Man könnte jetzt argumentieren, dass diejenigen, die illegale eBooks herunterladen, es sowieso nie kaufen würden, aber das stimmt nicht. Ich habe die Verkaufskurve hier vor mir liegen. Ich weiß, wie die Verkaufskurven der Vorgängerbände aussehen. Ich kann Vergleiche anstellen zu jetzt und damals. Beim dritten Band haben viele Leser entschieden, dass sie ihn gefälligst umsonst haben möchten. Schließlich haben sie die beiden ersten redlich erworben, das muss reichen.
Es ist kein Geheimnis, dass andere, teils sehr bekannte Autoren eine ähnliche bittere Erkenntnis zu verdauen haben. Wer vom Schreiben lebt, gerät spätestens jetzt ins Grübeln.
Warum Menschen willentlich andere Menschen bestehlen oder ihnen sonstwie vorsätzlich Schaden zufügen, wird wohl nie geklärt werden. Vielleicht ist es eine Art von Ich bin schlauer als du!-Gefühl oder das moderne Nach mir die Sintflut-Denken, das uns von denen da oben, die Steuerhinterziehung und Angestelltenausbeutung zur Kunst erhoben haben, täglich vorgelebt wird. Was die können, kann ich schon lange, denken Downloader vielleicht. Ich beklau heute mal einen Musiker, einen Fotografen oder einen Autoren. Die können ihre Kunst ebensogut als Hobby betreiben, also soll’nse nicht jammern, die Vollpfosten.

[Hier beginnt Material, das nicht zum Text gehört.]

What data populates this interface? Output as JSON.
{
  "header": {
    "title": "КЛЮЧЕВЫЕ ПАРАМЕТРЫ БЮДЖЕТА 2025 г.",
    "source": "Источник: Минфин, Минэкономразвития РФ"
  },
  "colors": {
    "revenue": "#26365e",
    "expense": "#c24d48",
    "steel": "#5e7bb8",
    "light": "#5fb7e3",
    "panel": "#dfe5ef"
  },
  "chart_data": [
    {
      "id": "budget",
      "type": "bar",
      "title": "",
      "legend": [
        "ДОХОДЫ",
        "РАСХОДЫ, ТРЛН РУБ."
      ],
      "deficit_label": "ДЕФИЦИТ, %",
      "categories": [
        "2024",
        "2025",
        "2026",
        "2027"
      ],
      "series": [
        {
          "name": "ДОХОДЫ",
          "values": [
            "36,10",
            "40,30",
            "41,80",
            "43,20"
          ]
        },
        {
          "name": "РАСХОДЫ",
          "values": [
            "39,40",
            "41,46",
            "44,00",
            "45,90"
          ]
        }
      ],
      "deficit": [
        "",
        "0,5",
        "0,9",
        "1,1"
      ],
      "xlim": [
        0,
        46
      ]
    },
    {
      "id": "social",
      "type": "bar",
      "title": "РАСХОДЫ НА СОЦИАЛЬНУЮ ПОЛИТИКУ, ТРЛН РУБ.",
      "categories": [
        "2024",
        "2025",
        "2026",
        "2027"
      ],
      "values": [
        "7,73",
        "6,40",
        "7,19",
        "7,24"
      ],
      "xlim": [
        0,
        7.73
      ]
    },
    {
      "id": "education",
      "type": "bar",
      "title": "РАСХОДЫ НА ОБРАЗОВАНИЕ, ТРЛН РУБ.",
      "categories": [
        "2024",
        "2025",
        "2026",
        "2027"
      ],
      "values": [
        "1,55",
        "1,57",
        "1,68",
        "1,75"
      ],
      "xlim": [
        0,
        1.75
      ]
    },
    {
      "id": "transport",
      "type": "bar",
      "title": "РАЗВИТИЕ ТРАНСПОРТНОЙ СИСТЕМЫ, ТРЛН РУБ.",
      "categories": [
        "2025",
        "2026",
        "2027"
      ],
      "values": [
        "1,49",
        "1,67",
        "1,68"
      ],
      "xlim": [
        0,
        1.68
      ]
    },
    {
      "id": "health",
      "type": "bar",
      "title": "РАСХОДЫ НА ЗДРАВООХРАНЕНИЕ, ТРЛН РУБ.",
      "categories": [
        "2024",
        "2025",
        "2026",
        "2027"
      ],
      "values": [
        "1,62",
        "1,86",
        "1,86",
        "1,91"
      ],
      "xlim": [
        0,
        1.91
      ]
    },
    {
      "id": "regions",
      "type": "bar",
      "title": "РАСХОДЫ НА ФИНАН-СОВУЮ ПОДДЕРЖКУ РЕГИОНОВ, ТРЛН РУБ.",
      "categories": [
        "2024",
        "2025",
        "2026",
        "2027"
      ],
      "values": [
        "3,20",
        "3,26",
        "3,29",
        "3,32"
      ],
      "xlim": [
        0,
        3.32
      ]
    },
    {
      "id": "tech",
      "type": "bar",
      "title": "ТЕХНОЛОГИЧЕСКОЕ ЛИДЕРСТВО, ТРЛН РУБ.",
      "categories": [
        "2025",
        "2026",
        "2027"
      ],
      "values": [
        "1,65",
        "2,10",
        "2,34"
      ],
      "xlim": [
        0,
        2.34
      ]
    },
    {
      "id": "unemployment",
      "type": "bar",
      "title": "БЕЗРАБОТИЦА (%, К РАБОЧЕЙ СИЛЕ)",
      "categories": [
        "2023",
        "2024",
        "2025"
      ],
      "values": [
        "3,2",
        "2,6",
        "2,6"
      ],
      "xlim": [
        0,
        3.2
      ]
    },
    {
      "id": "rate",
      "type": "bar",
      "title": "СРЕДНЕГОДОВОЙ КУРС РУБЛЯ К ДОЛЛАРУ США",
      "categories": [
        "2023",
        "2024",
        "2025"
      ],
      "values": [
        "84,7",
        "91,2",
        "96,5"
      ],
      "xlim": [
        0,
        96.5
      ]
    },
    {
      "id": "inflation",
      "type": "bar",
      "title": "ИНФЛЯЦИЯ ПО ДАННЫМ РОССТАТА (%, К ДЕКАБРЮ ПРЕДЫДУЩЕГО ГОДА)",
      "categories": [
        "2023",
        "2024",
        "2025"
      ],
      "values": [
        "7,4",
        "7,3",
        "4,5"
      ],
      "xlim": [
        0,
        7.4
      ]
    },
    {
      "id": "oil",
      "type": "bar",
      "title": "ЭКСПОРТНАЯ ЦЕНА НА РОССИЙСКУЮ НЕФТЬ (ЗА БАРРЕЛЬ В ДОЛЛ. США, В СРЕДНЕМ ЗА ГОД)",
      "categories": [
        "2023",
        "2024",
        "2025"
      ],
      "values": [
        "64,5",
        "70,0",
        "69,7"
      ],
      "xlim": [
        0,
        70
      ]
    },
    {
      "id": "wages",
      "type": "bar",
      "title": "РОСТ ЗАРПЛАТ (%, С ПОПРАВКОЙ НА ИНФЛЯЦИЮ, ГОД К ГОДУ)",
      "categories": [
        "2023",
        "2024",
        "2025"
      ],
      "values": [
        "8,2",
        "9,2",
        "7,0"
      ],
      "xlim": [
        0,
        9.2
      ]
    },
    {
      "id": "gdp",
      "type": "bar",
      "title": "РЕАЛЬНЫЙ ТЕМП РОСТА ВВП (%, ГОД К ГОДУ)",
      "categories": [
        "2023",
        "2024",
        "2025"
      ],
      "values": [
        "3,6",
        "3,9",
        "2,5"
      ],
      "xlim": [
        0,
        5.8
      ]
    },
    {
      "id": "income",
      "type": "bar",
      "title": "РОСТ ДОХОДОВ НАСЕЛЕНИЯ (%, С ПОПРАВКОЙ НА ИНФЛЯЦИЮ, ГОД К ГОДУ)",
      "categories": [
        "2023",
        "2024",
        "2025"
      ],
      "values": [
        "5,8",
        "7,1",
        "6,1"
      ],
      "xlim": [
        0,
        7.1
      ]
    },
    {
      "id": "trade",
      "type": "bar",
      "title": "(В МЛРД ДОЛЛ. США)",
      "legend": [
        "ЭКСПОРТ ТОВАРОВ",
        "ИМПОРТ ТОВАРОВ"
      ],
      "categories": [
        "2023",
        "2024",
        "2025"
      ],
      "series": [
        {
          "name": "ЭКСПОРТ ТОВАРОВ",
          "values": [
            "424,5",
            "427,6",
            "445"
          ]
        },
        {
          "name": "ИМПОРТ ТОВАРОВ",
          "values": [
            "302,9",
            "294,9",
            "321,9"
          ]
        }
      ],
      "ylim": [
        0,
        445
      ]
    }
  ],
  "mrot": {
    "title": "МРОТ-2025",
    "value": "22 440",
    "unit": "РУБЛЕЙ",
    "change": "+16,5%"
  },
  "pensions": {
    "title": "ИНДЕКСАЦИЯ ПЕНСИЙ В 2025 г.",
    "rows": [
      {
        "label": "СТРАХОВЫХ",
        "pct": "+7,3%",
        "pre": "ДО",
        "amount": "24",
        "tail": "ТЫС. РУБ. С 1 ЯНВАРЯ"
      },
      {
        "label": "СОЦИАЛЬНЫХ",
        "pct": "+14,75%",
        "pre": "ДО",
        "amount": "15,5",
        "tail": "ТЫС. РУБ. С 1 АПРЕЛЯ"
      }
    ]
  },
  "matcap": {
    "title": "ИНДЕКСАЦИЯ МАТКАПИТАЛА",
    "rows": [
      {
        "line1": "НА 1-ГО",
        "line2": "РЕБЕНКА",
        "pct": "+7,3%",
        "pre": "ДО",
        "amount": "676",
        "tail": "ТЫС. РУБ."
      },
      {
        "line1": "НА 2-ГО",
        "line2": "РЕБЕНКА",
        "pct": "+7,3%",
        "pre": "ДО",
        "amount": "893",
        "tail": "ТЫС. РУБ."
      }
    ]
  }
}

Es zwingt sie ja keiner, ihre Werke an die Öffentlichkeit zu bringen, also: Selbst schuld.
Schreibzeit – das ist die Zeit, in der ein Autor über Monate hinweg täglich, oft auch nächtlich, daran arbeitet, seine Kopfgeburt real werden zu lassen. Er guckt nicht auf die Uhr und auch nicht in den Spiegel. Er vergisst Familie, Freunde, gesunde Ernährung und leidet an Vitamin B-Mangel, weil er sich in seiner Schreibklause verbarrikadiert, bis das Buch fertig oder der Verstand zu Grießbrei geworden ist. In dieser Zeit kämmt er sich nicht und verdient logischerweise kein Geld – es sei denn, er heißt Sebastian Fitzek und hat einen schönen fetten Verlagsvorschuss für seinen nächsten Roman überwiesen bekommen, damit er sich Vitamin D-Pillen kaufen kann. Leider heiße ich nicht Fitzek, sondern Catalina Die-grenzdebile-Nuss-Cudd.
Erschreckend viele Menschen waren (und sind) nicht bereit, für Brother’s Keeper zu zahlen. In Foren und teils sogar auf Facebook liest man Posts wie: „Weiß jemand, wo ich das neue Buch von der grenzdebilen Cuddy kostenlos downloaden kann? Ihr wisst schon, diese Autorin, die aussieht wie ein Yak?“
„No Problem, guckstu hier.“ Es folgt ein Link.
„Vielen Dank für den Link. Ich LIEBE die Bullheads!“
Man lädt sich eine Kopie herunter, amüsiert sich ein Weilchen damit und zieht sich anschließend das neue Album von Archive. Den kleinen pechschwarzen Fleck auf seiner Seele übersieht der Downloader geflissentlich. Ihm ist klar, dass der Fleck nie wieder verschwindet, aber das juckt ihn nicht. Es weiß ja niemand, dass er sich eine illegale Kopie gezogen hat. Macht sowieso jeder. Hauptsache, man hat ein paar Euronen gespart. Für die Kohle kann man sich ein, zwei bunte Energydrink-Dosen kaufen.
Was würde wohl mit dem nächsten und übernächsten Band aus der Bullhead MC-Serie geschehen, sobald ich ihn veröffentliche?
Naaa, hat jemand eine Ahnung?
Genau.
Und jetzt interessiert es mich, was ihr an meiner Stelle tun würdet.